Detailed explanations here: https://docs.romi-project.eu/plant_imager/developer/pipeline_repeatability/
The metrics used are the same as the ones for an evaluation against a ground-truth

Step-by-step tutorialLink

1. Test a single taskLink

Example with the task TriangleMesh task, whose goal is to compute a mesh from a point-cloud:

robustness_evaluation /path/db/my_scan TriangleMesh plant-3d-vision/config/pipeline.toml -n 10
To summarize, the pipeline.toml configuration indicate the following order of tasks:
ImagesFilesetExists -> Colmap -> Undistorted -> Masks -> Voxels -> PointCloud -> TriangleMesh

The call to robustness_evaluation, as previously defined, should result in the following folder structure:

path/
├── 20210628123840_eval_TriangleMesh/
│   ├── my_scan_0/
│   ├── my_scan_1/
│   ├── my_scan_2/
│   ├── my_scan_3/
│   ├── my_scan_4/
│   ├── my_scan_5/
│   ├── my_scan_6/
│   ├── my_scan_7/
│   ├── my_scan_8/
│   ├── my_scan_9/
│   ├── filebyfile_comparison.json
│   ├── romidb
│   └── TriangleMesh_comparison.json
└── db/
    ├── my_scan/
    └── romidb
The scan datasets my_scan_* are identical up to PointCloud as they result from copies of the same temporary folder. Then the TriangleMesh task is run separately on each one.
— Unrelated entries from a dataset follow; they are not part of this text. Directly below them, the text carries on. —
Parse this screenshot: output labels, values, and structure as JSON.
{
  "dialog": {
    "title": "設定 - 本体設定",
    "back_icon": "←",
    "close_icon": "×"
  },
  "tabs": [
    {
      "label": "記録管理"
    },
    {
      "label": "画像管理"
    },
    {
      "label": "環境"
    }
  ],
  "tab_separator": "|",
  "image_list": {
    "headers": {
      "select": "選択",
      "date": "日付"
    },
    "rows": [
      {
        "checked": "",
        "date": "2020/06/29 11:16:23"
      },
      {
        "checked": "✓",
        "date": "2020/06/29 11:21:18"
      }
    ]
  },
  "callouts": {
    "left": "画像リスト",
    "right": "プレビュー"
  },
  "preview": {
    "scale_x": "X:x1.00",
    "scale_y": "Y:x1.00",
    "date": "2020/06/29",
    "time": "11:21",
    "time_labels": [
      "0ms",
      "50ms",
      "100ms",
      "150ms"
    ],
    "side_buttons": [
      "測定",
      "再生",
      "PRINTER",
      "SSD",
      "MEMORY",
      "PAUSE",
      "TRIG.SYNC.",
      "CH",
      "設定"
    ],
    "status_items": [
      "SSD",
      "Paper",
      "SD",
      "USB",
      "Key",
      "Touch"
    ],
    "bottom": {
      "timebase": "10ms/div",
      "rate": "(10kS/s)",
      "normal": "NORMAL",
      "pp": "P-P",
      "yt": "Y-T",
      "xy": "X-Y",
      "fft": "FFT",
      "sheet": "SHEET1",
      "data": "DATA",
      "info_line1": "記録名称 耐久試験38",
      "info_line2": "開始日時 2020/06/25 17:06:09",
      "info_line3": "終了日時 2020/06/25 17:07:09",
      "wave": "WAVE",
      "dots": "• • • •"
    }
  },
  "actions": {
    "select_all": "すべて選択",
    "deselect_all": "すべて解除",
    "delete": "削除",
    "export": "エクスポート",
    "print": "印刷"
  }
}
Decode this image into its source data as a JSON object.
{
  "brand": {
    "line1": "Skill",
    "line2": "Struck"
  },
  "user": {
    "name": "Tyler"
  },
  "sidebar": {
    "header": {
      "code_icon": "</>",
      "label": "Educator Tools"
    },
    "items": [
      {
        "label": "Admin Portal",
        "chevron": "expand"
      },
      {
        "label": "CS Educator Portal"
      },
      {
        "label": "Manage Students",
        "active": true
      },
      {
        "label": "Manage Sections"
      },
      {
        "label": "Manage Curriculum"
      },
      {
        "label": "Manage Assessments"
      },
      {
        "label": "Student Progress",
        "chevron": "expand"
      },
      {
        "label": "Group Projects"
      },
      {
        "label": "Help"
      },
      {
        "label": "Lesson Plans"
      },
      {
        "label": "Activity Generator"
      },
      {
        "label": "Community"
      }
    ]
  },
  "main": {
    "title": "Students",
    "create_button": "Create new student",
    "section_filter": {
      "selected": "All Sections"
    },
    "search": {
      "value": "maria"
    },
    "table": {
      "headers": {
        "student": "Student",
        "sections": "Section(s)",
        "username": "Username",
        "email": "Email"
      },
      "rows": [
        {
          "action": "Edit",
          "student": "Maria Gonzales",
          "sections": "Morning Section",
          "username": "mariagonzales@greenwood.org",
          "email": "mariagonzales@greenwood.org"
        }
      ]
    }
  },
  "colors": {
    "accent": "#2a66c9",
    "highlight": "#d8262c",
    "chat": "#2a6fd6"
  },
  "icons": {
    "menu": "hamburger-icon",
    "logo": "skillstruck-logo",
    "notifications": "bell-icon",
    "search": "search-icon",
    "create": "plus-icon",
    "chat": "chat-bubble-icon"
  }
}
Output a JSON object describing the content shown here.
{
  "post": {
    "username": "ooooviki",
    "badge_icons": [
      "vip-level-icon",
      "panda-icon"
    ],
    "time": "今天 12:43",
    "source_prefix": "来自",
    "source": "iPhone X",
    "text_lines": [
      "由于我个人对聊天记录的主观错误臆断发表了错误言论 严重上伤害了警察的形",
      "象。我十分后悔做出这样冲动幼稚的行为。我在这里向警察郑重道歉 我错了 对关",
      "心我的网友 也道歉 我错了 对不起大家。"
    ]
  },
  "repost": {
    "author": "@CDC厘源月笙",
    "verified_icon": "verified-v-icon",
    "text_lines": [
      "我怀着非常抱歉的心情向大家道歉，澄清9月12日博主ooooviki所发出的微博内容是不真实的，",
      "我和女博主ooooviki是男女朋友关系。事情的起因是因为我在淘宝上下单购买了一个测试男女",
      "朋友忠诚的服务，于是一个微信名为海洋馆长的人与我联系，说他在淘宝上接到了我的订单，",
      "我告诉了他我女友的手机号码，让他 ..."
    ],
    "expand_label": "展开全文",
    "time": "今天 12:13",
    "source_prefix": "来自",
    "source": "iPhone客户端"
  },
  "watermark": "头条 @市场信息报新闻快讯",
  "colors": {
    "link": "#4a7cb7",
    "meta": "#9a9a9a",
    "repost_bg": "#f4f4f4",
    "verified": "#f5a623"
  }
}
Quantitative results, using the appropriate metric(s), are in the TriangleMesh_comparison.json file.

2. Independent testsLink

If the goal is to evaluate the impact of stochasticity through the whole pipeline in the output of the TriangleMesh task, you should perform independent tests (run the whole pipeline each time) using the -f parameter:

robustness_evaluation /path/db/my_scan TriangleMesh plant-3d-vision/config/pipeline.toml -n 10 -f

This will yield a similar folder structure:

path/
├── 20210628123840_eval_TriangleMesh/
│   ├── my_scan_0/
│   ├── my_scan_1/
│   ├── my_scan_2/
│   ├── my_scan_3/
│   ├── my_scan_4/
│   ├── my_scan_5/
│   ├── my_scan_6/
│   ├── my_scan_7/
│   ├── my_scan_8/
│   ├── my_scan_9/
│   ├── filebyfile_comparison.json
│   ├── romidb
│   ├── TriangleMesh_comparison.json
└── db/
    ├── my_scan/
    └── romidb

Note

To run tests on an existing database the -db parameter is configurable but be careful with it!